BB: Tough. Disciplined. They don’t commit very many penalties. You’ve got to go out there and beat them. They don’t beat themselves. You’ve got to go out there and play well. They’ve always been a physical defensive team, hard to run against, a good tackling team, a lot of big, strong, physical guys. Same thing on the offense: good backs, good running game, explosive receivers. I think they’re a tough, physical football team that doesn’t make a lot of mistakes penalty-wise and things like that. You’ve got to work to turn the ball over. You’ve got to play 60 minutes against them, and we’ve split with them the last couple of years, so it’s always a tough battle with the Dolphins.
Q: I know you guys still have plenty of season left, but down here after this week it’s going to be the offseason. As a head coach, with the current labor crisis, how could all that uncertainty affect the way you prepare your team for the 2011 season?
BB: Right now we’re thinking about this Sunday against Miami. That’s my focus: the Miami Dolphins. And that’s plenty for us to great ready for, so all those other things will come in due time.
Q: Since the special teams performance that they had against you guys, the special teams coach has been fired and there have been a couple of personnel changes. From film study, what differences have you seen?
BB: Well, a good return game, of course, with [Devone] Bess [who is] obviously one of the best returners in the league. [Nolan] Carroll – I think that was his first game against us when he returned kickoffs, and he's done a good job for them. [Patrick] Cobbs, you’ve got to be ready for him. I think their coverage players do a good job – [Reshad] Jones and Cobbs on the punt team. They’ve got some good, physical guys inside – [Lex] Hilliard and [Tyrone] Culver and [Jonathon] Amaya. So, I think they are a good, solid team. They rush the punter. They put pressure [on you], they test your protection. They’ve got good returners. They cover well. They scatter around on the kickoff a little bit and make it hard for you to figure out who’s exactly coming down where. I think [Dan] Carpenter is an excellent kicker. Like any kicker or any specialist, it’s not always perfect, but over time he’s been a pretty solid player for them and he's had some great kicks and some great plays – the 60-yarder or whatever it was. He's certainly capable of hitting them from pretty much anywhere.

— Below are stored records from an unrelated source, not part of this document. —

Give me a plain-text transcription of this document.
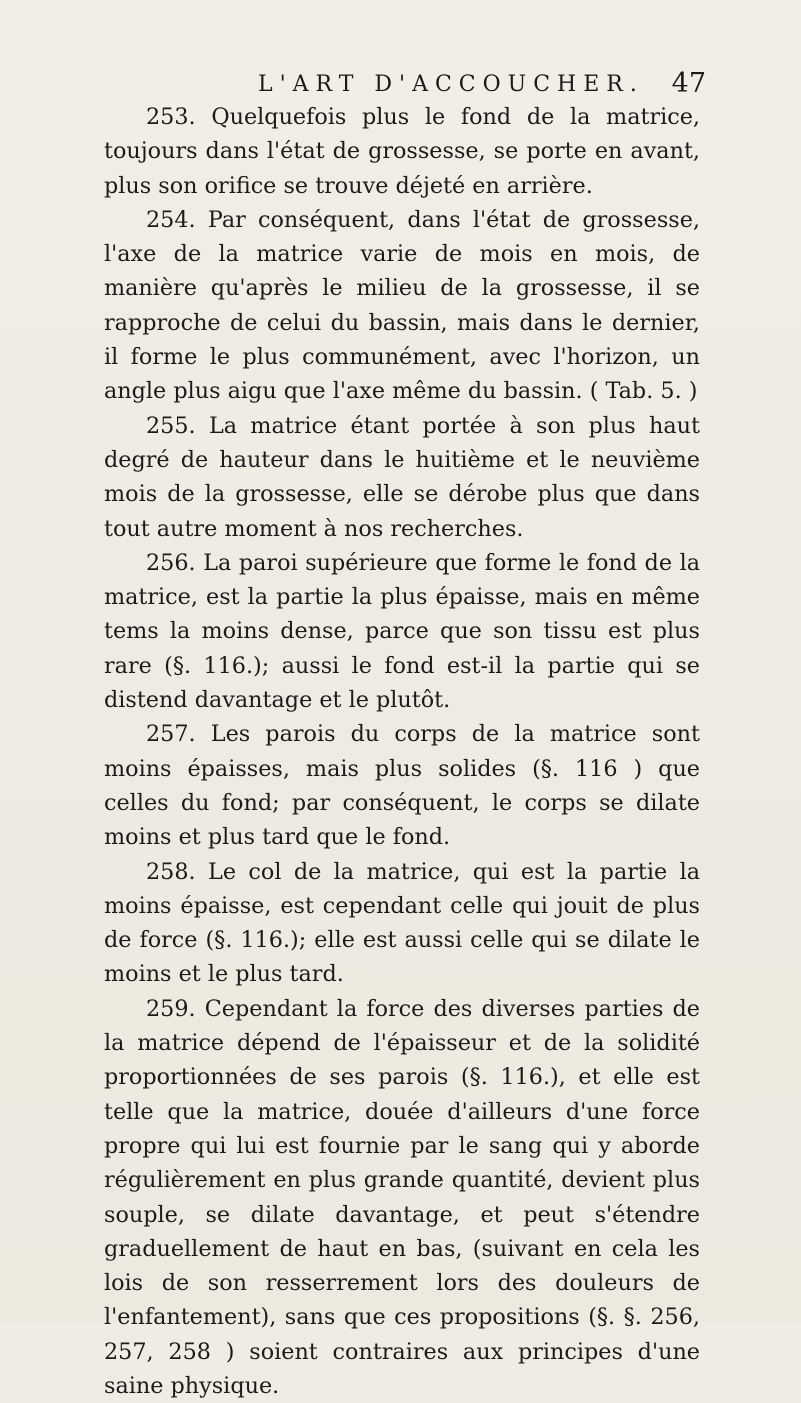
L'ART D'ACCOUCHER. 47

253. Quelquefois plus le fond de la matrice, toujours dans l'état de grossesse, se porte en avant, plus son orifice se trouve déjeté en arrière.

254. Par conséquent, dans l'état de grossesse, l'axe de la matrice varie de mois en mois, de manière qu'après le milieu de la grossesse, il se rapproche de celui du bassin, mais dans le dernier, il forme le plus communément, avec l'horizon, un angle plus aigu que l'axe même du bassin. ( Tab. 5. )

255. La matrice étant portée à son plus haut degré de hauteur dans le huitième et le neuvième mois de la grossesse, elle se dérobe plus que dans tout autre moment à nos recherches.

256. La paroi supérieure que forme le fond de la matrice, est la partie la plus épaisse, mais en même tems la moins dense, parce que son tissu est plus rare (§. 116.); aussi le fond est-il la partie qui se distend davantage et le plutôt.

257. Les parois du corps de la matrice sont moins épaisses, mais plus solides (§. 116 ) que celles du fond; par conséquent, le corps se dilate moins et plus tard que le fond.

258. Le col de la matrice, qui est la partie la moins épaisse, est cependant celle qui jouit de plus de force (§. 116.); elle est aussi celle qui se dilate le moins et le plus tard.

259. Cependant la force des diverses parties de la matrice dépend de l'épaisseur et de la solidité proportionnées de ses parois (§. 116.), et elle est telle que la matrice, douée d'ailleurs d'une force propre qui lui est fournie par le sang qui y aborde régulièrement en plus grande quantité, devient plus souple, se dilate davantage, et peut s'étendre graduellement de haut en bas, (suivant en cela les lois de son resserrement lors des douleurs de l'enfantement), sans que ces propositions (§. §. 256, 257, 258 ) soient contraires aux principes d'une saine physique.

Q: The last few times you’ve played the Dolphins you’ve moved Vince Wilfork out to defensive end. Is that just a strategic thing or how often do you do that with Vince?
BB: Vince is a versatile player. He’s played a number of different positions for us. He actually played defensive end here his rookie year, so we had Keith Traylor on the nose and Vince play end that year. Again, on a weekly basis, we’ll do what we feel like gives us the best matchup against our opponents to try to win.